Он спрашивал про нее, она рассказывала про меня. Я же сидел в углу на дерматиновом стуле и, не слушая их, горестно представлял, как Катя уйдет, отстучит сапогами два щербатых лестничных марша, и останусь я совсем один…
Мы шли по лестнице вместе. Шаг Катя, шаг я. Шаг Катя, шаг я. Я провожал ее к машине. Перемена кончилась, двор пуст. Подсыхал на солнце асфальт, и Катины сапоги оставляли на нем мокрые листья следов. Она плакала, закусив край лежавшего на плечах платка: «что делать, что делать?» Иван Васильевич сказал, чтоб я того, не забывал, что у меня есть свое село.
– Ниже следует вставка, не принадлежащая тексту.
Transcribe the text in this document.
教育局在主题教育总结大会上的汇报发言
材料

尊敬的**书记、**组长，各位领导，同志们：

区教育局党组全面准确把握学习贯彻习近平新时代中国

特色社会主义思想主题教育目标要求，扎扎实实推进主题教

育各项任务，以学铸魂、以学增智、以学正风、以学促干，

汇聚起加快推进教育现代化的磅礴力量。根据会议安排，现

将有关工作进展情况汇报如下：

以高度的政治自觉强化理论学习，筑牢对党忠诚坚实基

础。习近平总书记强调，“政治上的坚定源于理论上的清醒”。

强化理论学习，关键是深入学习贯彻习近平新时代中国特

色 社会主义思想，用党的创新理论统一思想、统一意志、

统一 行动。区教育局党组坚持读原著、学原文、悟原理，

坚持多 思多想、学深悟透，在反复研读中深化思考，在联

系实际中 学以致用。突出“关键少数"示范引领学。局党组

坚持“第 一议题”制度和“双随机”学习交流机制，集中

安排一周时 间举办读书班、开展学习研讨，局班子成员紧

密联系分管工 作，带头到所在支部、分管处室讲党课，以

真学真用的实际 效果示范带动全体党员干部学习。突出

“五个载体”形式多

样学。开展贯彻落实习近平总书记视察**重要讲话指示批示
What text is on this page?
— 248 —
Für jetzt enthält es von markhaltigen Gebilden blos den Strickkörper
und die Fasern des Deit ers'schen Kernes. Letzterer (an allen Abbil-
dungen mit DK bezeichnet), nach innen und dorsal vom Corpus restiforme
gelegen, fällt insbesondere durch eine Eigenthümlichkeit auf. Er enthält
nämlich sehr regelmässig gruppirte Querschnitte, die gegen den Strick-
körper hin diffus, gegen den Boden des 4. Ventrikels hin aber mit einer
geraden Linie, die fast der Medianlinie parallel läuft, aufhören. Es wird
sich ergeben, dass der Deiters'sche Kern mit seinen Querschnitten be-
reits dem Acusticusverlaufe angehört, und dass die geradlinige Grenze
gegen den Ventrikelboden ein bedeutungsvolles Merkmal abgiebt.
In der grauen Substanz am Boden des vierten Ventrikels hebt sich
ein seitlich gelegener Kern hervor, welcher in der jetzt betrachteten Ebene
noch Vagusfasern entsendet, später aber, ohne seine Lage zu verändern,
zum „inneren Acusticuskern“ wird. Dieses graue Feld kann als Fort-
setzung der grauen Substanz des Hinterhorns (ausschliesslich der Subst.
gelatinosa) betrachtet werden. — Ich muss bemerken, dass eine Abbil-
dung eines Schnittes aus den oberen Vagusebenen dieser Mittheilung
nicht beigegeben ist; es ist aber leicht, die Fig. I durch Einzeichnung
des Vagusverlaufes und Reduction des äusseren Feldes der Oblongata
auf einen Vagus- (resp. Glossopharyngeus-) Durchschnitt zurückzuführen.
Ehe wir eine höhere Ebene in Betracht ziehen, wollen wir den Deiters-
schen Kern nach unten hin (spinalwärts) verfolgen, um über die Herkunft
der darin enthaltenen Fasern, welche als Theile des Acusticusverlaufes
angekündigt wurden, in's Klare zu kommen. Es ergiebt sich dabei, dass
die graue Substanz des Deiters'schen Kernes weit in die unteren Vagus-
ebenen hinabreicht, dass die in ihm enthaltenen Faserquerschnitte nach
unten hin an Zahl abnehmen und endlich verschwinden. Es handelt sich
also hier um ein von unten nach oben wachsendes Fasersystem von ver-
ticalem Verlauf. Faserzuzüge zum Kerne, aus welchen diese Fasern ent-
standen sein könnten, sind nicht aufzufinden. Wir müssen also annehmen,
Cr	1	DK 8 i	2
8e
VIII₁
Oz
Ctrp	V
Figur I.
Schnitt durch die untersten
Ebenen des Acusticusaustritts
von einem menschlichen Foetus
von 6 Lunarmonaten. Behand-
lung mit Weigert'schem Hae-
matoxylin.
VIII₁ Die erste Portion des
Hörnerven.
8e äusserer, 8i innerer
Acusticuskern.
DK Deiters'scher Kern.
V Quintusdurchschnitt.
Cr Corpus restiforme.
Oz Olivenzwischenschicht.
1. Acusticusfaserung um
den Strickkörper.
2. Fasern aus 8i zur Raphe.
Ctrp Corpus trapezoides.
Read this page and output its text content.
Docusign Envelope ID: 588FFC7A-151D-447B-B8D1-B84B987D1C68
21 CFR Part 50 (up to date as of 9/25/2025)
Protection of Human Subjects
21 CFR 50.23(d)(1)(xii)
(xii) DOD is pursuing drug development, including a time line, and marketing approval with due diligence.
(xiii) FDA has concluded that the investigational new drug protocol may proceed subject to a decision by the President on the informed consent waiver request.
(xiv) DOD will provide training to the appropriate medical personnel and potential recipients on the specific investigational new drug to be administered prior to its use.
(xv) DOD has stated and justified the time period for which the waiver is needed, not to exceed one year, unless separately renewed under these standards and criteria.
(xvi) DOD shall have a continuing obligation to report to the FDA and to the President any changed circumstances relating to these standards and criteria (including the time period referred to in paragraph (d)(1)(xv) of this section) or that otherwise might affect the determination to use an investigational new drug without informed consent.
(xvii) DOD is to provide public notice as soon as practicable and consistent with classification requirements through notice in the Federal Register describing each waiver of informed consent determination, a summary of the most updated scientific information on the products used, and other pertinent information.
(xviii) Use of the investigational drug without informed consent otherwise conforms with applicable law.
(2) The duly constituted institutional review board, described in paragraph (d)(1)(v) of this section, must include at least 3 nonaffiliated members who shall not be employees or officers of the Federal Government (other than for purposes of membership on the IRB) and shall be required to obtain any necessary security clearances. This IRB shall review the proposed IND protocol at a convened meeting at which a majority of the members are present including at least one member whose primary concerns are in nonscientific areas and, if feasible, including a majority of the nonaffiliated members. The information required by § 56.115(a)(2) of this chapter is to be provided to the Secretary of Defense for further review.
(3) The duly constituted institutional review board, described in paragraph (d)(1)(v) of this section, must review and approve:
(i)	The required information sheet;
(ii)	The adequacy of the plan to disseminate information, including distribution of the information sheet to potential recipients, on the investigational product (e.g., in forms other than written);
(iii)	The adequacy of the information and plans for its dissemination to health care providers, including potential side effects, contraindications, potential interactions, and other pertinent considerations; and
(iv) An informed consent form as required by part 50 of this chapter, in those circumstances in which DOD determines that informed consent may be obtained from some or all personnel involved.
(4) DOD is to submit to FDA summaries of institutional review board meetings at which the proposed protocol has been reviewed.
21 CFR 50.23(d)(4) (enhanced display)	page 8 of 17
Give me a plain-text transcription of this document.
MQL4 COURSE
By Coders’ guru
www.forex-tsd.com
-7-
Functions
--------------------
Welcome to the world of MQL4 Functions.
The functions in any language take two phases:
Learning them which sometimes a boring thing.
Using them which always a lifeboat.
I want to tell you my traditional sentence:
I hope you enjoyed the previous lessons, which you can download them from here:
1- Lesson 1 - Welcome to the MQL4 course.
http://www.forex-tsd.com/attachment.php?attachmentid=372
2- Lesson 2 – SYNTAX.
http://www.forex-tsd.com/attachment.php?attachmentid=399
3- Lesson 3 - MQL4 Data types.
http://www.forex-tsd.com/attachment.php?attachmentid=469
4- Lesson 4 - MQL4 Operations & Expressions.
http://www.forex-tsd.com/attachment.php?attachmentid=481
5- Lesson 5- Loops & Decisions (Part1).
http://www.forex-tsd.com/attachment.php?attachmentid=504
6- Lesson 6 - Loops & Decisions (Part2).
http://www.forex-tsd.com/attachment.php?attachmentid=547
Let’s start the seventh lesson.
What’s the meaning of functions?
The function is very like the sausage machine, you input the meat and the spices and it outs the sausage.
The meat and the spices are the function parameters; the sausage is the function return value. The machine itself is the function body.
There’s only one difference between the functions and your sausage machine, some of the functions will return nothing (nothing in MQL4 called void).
Родина. Машина тронулась, я долго, с болью следил за нею, и у меня остался до сих пор в памяти ее номер, едва различимый на заляпанном грязью борту; 12–42 СТА. 12–42… 12–42… Потом — просто машина, удалявшаяся по шоссе. Потом — только шоссе, залитое вешней водой. Повернулся и понуро поплелся на интернатский двор. Катиных следов уже не было. Увяли.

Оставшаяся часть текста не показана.